The print was purchased through the Henri Worland Memorial Print Award which ran at the Warrnambool Art Gallery until 1991. This was replaced in 1997 by the Rena Ellen Jones Print Award which runs biennially and is an acquisitive prize of $10,000.

Oil Painting

The Angler

Creator:
Eisman Semenowsky
Description:
Oil on board. Depicts woman fishing at river
Date:
1884
Item Id Number:
16/1886

Little is known of Eisman Semenowsky, a Polish painter working in Paris in the 1880’s.

A 1903 commentary in the Warrnambool Standard described this picture as "a charming effort" surmising that "the fair lady in the foreground is casting her net for other fish than those in the river. The inevitable ‘mere man’ will assuredly be in evidence to bank the lady’s fish when she catches it, and attend to the re-baiting of the hook" (6/3/03) Such an imaginative interpretation is the result of the paintings open endedness. It is not a clear narrative statement, but has a jigsaw like effect. The background is a warm atmospheric landscape, the figure of the woman provides the excuse for an elaborate drapery study, the parasol, jug and shawl at her feet compose a neat still life and there are even suggestions of the then fashionable ‘japonisme’ in the parasol and bamboo like rushes in the foreground.

Oil Painting

Study for the Arrow Catchers

Creator:
Jeffrey Smart
Description:
Oil on Artists Board. Depicts three men carrying large arrow signs
Date:
1980
Item Id Number:
605/1980

Jeffrey Smart’s first ambition was to be an architect, and love of the created environment and relationships between buildings and other man made structures and people has been the focus of his art for over 40 years. His paintings present a world of ideal beauty, of colour and form and also of the absurd and surreal.

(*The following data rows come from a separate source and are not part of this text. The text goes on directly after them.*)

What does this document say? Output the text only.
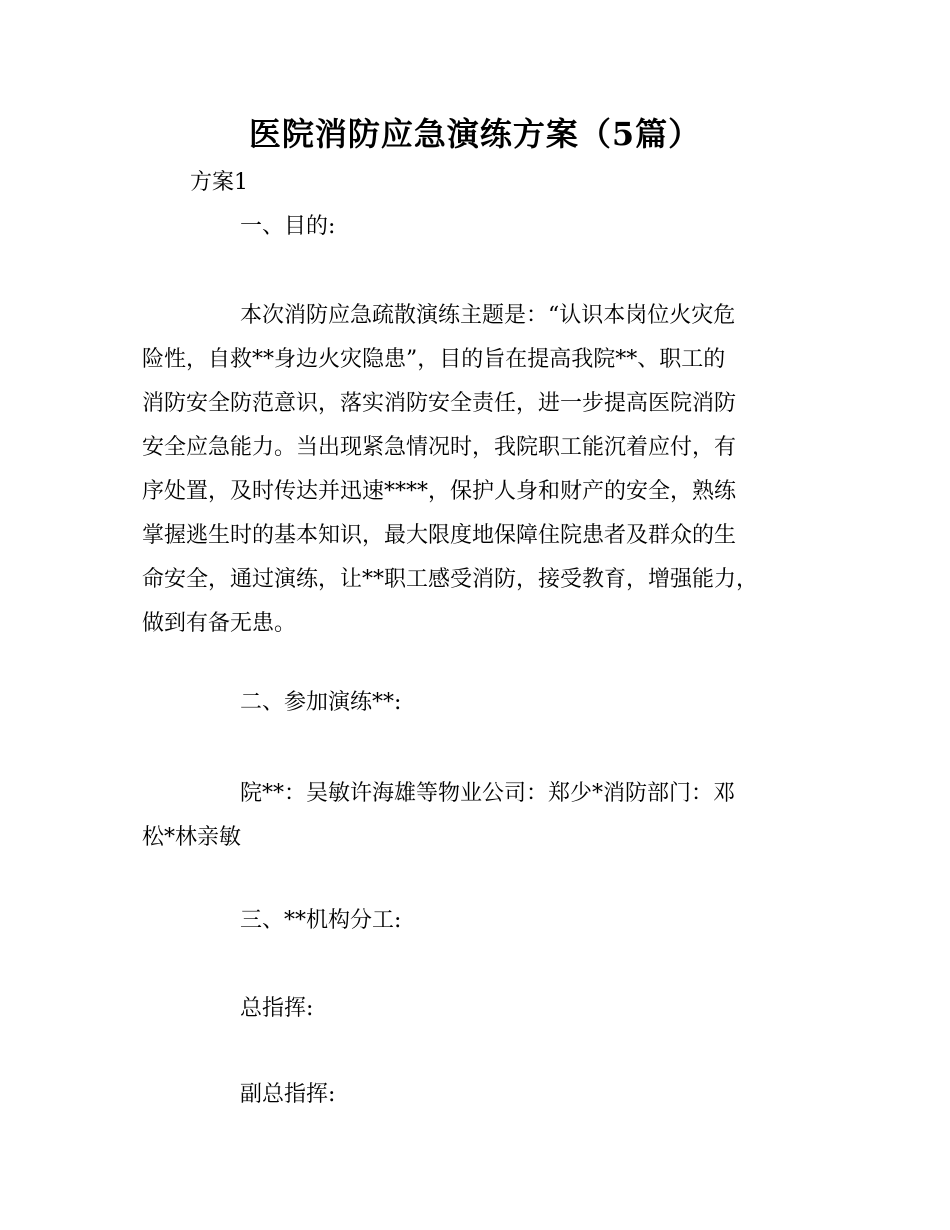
医院消防应急演练方案（5篇）

方案1

一、目的:

本次消防应急疏散演练主题是：“认识本岗位火灾危
险性，自救**身边火灾隐患”，目的旨在提高我院**、职工的
消防安全防范意识，落实消防安全责任，进一步提高医院消防
安全应急能力。当出现紧急情况时，我院职工能沉着应付，有
序处置，及时传达并迅速****，保护人身和财产的安全，熟练
掌握逃生时的基本知识，最大限度地保障住院患者及群众的生
命安全，通过演练，让**职工感受消防，接受教育，增强能力，
做到有备无患。

二、参加演练**:

院**：吴敏许海雄等物业公司：郑少*消防部门：邓
松*林亲敏

三、**机构分工:

总指挥:

副总指挥:
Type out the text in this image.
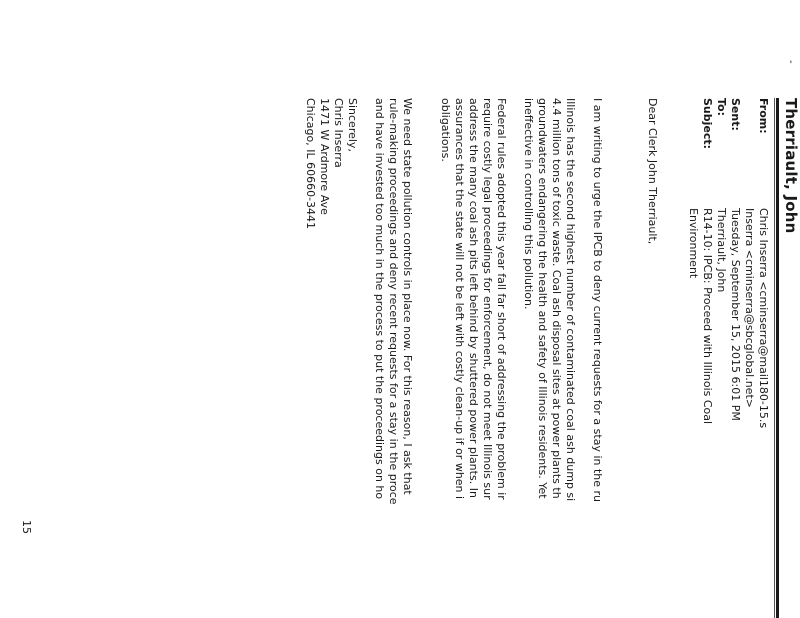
-
Therriault, John
From:
Chris Inserra <cminserra@mail180-15.s
Inserra <cminserra@sbcglobal.net>
Sent:
Tuesday, September 15, 2015 6:01 PM
To:
Therriault, John
Subject:
R14-10: IPCB: Proceed with Illinois Coal
Environment
Dear Clerk John Therriault,
I am writing to urge the IPCB to deny current requests for a stay in the ru
Illinois has the second highest number of contaminated coal ash dump si
4.4 million tons of toxic waste. Coal ash disposal sites at power plants th
groundwaters endangering the health and safety of Illinois residents. Yet
ineffective in controlling this pollution.
Federal rules adopted this year fall far short of addressing the problem ir
require costly legal proceedings for enforcement, do not meet Illinois sur
address the many coal ash pits left behind by shuttered power plants. In
assurances that the state will not be left with costly clean-up if or when i
obligations.
We need state pollution controls in place now. For this reason, I ask that
rule-making proceedings and deny recent requests for a stay in the proce
and have invested too much in the process to put the proceedings on ho
Sincerely,
Chris Inserra
1471 W Ardmore Ave
Chicago, IL 60660-3441
15
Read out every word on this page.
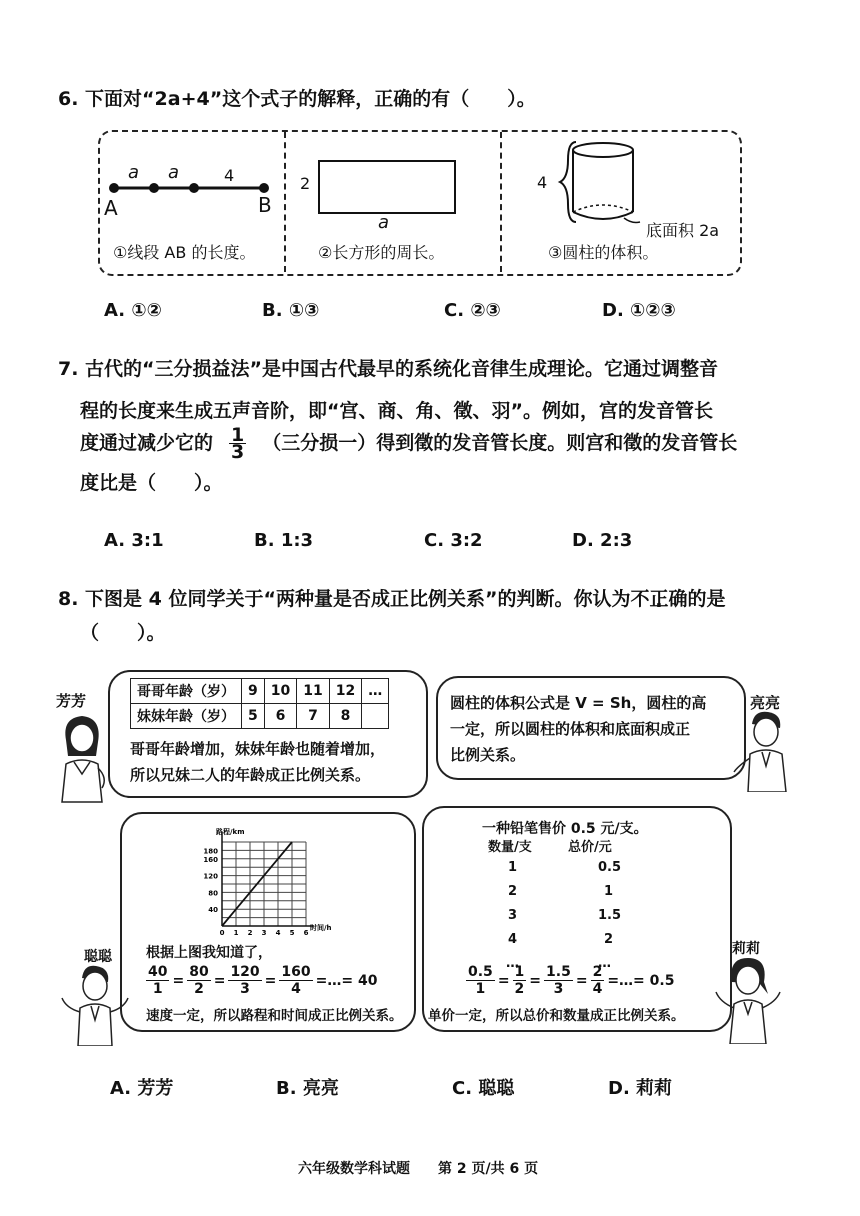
6. 下面对“2a+4”这个式子的解释，正确的有（　　）。
a a	4
A	B
①线段 AB 的长度。
2
a
②长方形的周长。
4
底面积 2a
③圆柱的体积。
A. ①②	B. ①③	C. ②③	D. ①②③
7. 古代的“三分损益法”是中国古代最早的系统化音律生成理论。它通过调整音
程的长度来生成五声音阶，即“宫、商、角、徵、羽”。例如，宫的发音管长
度通过减少它的 $\frac{1}{3}$ （三分损一）得到徵的发音管长度。则宫和徵的发音管长
度比是（　　）。
A. 3:1	B. 1:3	C. 3:2	D. 2:3
8. 下图是 4 位同学关于“两种量是否成正比例关系”的判断。你认为不正确的是
（　　）。
芳芳	哥哥年龄（岁）	9	10	11	12	…
妹妹年龄（岁）	5	6	7	8	
哥哥年龄增加，妹妹年龄也随着增加，
所以兄妹二人的年龄成正比例关系。
圆柱的体积公式是 V = Sh，圆柱的高
一定，所以圆柱的体积和底面积成正
比例关系。
亮亮
180
160
120
80
40
0 1 2 3 4 5 6
路程/km
时间/h
根据上图我知道了，
$\frac{40}{1} = \frac{80}{2} = \frac{120}{3} = \frac{160}{4}$ =…= 40
速度一定，所以路程和时间成正比例关系。
聪聪
一种铅笔售价 0.5 元/支。
数量/支	总价/元
1	0.5
2	1
3	1.5
4	2
…	…
$\frac{0.5}{1} = \frac{1}{2} = \frac{1.5}{3} = \frac{2}{4}$ =…= 0.5
单价一定，所以总价和数量成正比例关系。
莉莉
A. 芳芳	B. 亮亮	C. 聪聪	D. 莉莉
六年级数学科试题　　第 2 页/共 6 页
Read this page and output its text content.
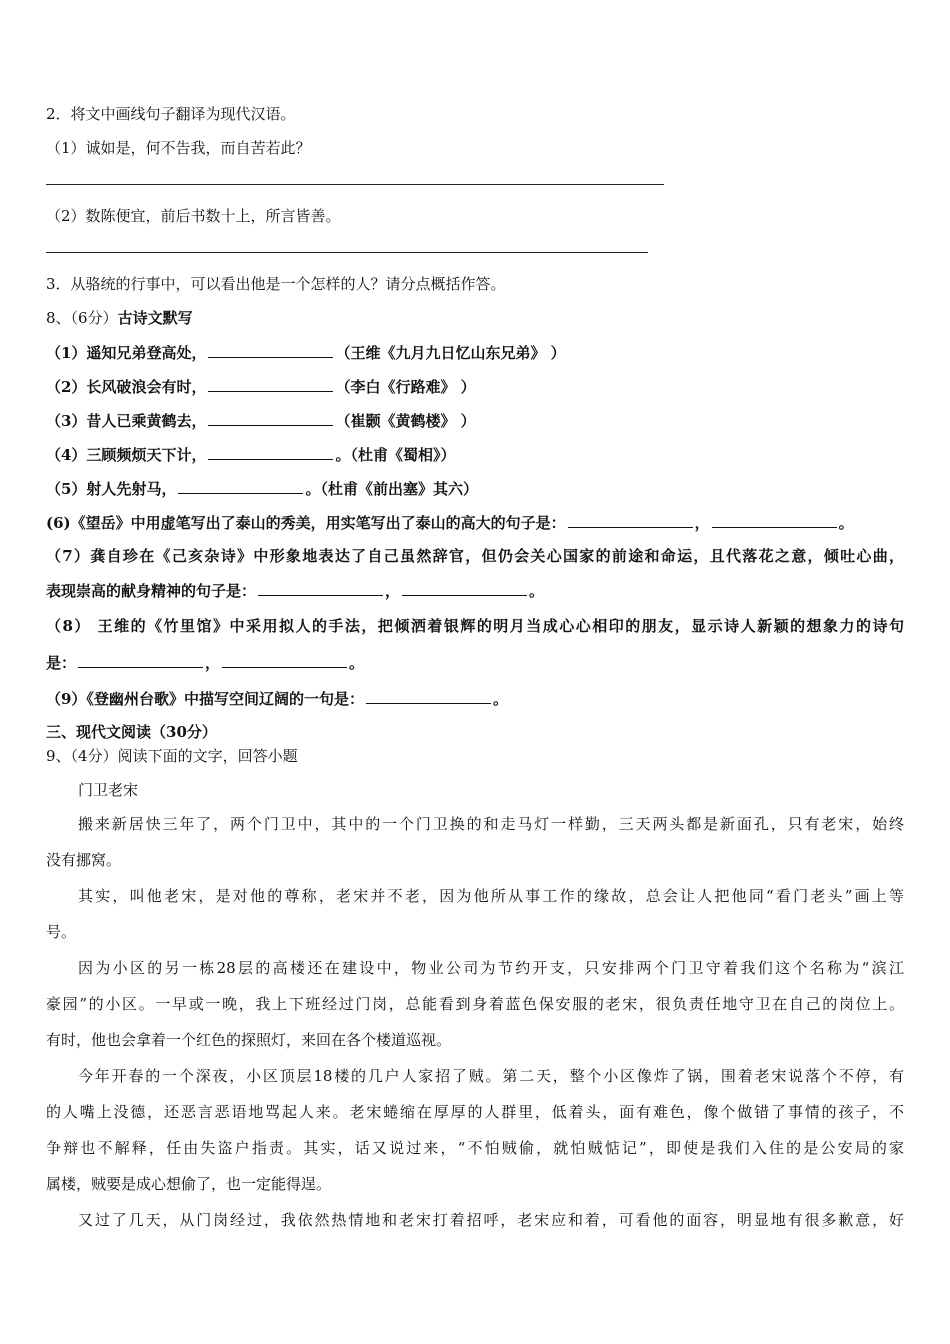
2．将文中画线句子翻译为现代汉语。
（1）诚如是，何不告我，而自苦若此？
（2）数陈便宜，前后书数十上，所言皆善。
3．从骆统的行事中，可以看出他是一个怎样的人？请分点概括作答。
8、（6分）古诗文默写
（1）遥知兄弟登高处，	（王维《九月九日忆山东兄弟》 ）
（2）长风破浪会有时，	（李白《行路难》 ）
（3）昔人已乘黄鹤去，	（崔颢《黄鹤楼》 ）
（4）三顾频烦天下计，	。（杜甫《蜀相》）
（5）射人先射马，	。（杜甫《前出塞》其六）
(6)《望岳》中用虚笔写出了泰山的秀美，用实笔写出了泰山的高大的句子是：	，	。
（7）龚自珍在《己亥杂诗》中形象地表达了自己虽然辞官，但仍会关心国家的前途和命运，且代落花之意，倾吐心曲，
表现崇高的献身精神的句子是：	，	。
（8） 王维的《竹里馆》中采用拟人的手法，把倾洒着银辉的明月当成心心相印的朋友，显示诗人新颖的想象力的诗句
是：	，	。
（9）《登幽州台歌》中描写空间辽阔的一句是：	。
三、现代文阅读（30分）
9、（4分）阅读下面的文字，回答小题
门卫老宋
搬来新居快三年了，两个门卫中，其中的一个门卫换的和走马灯一样勤，三天两头都是新面孔，只有老宋，始终
没有挪窝。
其实，叫他老宋，是对他的尊称，老宋并不老，因为他所从事工作的缘故，总会让人把他同“看门老头”画上等
号。
因为小区的另一栋28层的高楼还在建设中，物业公司为节约开支，只安排两个门卫守着我们这个名称为“滨江
豪园”的小区。一早或一晚，我上下班经过门岗，总能看到身着蓝色保安服的老宋，很负责任地守卫在自己的岗位上。
有时，他也会拿着一个红色的探照灯，来回在各个楼道巡视。
今年开春的一个深夜，小区顶层18楼的几户人家招了贼。第二天，整个小区像炸了锅，围着老宋说落个不停，有
的人嘴上没德，还恶言恶语地骂起人来。老宋蜷缩在厚厚的人群里，低着头，面有难色，像个做错了事情的孩子，不
争辩也不解释，任由失盗户指责。其实，话又说过来，“不怕贼偷，就怕贼惦记”，即使是我们入住的是公安局的家
属楼，贼要是成心想偷了，也一定能得逞。
又过了几天，从门岗经过，我依然热情地和老宋打着招呼，老宋应和着，可看他的面容，明显地有很多歉意，好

Study for the Arrow Carriers carefully models forms of men and circular signs against flat planes of pavement and sky. The subject is about the effect of technology on our visual environment, that is the effect of the high speed long distance car and truck. The arrow carrier’s walk up a giant’s landscape of merging road surfaces which curve off into infinity. The painting is in part, an ironic comment on the scale of contemporary industrialisation- what is that the arrows, which dwarf their carriers, are meant to guide or ward off? The bright colours of the work counteract the suggestion of a sinister world where people are controlled and physically dominated by mechanical invention. The clear cool light, long shadows showing the scene lit from the side relate Smart’s surrealism to de Chirico.